Merci de parler un peu de la cité de la voile dans ces termes qui me semble juste et avisés!! J'y ai travaillé sous les ordres de l'ancienne directrice puis apres son départ (sans remplacement réel pendant la saison...) Depuis je n'y suis plus... et je n'en suis pas mécontant!! je suis triste de voir ce qu'ils font de la cité!! Nous étions TOUS prets à tout donner pour que la cité soit un lieu incontournable, malheureusement apres le depart de la Directrice c'est devenu inimaginable!!! Mais que font les politiques?? Merci de m'avoir lu!

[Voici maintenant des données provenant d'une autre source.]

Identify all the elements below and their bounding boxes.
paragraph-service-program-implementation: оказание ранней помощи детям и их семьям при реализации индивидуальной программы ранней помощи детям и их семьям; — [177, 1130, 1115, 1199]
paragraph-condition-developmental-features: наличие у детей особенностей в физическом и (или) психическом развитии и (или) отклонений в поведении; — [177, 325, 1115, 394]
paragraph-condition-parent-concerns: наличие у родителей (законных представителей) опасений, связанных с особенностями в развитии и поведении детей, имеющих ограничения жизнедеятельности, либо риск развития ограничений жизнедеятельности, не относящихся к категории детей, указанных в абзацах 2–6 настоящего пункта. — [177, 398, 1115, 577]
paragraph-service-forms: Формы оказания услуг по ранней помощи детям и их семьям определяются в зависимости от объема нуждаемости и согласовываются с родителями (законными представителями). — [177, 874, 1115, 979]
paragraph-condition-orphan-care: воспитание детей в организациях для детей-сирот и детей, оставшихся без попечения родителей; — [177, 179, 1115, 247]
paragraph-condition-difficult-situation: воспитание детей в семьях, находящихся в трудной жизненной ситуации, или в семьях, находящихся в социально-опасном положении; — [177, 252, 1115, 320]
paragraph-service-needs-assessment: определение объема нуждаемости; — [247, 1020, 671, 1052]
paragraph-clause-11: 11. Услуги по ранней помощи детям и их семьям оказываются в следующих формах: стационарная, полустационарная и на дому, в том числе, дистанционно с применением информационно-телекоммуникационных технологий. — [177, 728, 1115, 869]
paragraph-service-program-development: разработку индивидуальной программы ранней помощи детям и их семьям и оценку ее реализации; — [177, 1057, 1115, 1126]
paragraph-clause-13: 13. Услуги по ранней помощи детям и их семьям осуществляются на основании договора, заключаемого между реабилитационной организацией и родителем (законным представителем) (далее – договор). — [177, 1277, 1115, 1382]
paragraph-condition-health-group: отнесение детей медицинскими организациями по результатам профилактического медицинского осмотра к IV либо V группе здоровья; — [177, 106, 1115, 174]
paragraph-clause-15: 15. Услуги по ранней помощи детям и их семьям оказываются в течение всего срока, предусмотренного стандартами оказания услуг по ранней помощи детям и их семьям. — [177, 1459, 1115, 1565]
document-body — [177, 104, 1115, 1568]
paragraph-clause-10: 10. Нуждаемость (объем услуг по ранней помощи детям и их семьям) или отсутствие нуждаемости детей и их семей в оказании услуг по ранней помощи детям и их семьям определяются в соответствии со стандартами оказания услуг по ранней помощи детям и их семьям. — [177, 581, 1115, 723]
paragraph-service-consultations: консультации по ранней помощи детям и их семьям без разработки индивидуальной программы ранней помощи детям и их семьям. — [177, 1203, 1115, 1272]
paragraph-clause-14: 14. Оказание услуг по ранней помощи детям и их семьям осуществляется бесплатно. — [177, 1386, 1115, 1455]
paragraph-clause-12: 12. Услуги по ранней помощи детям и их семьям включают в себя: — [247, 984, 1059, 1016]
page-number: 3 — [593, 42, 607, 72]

Union Démocratique Bretonne Lorient 15/11/2008 15:28


Bonjour Laurent,

commentaire instructif sur l'etat d'esprit sur le sujet. Vous dites que font les politiques? Nous ne pouvons répondre que pour nous, en précisant que le texte ci dessus a été préparé par les élus
locaux de notre parti (Union Démocratique Bretonne), et lu par notre représentant au Conseil de Cap Lorient, dans le but de sensibiliser les membres de cette assemblée, en particulier les nouveaux
élus. Nous verrons si celà en aura réveillé quelques uns...
Si vous le souhaitez, nous pouvons échanger sur votre vécu de la situation sur ce contact udb.broanoriant@yahoo.fr. Nous pourrons peut-être ainsi faire
avancer les choses, car la résignation ne fait pas partie de nos caractéristiques.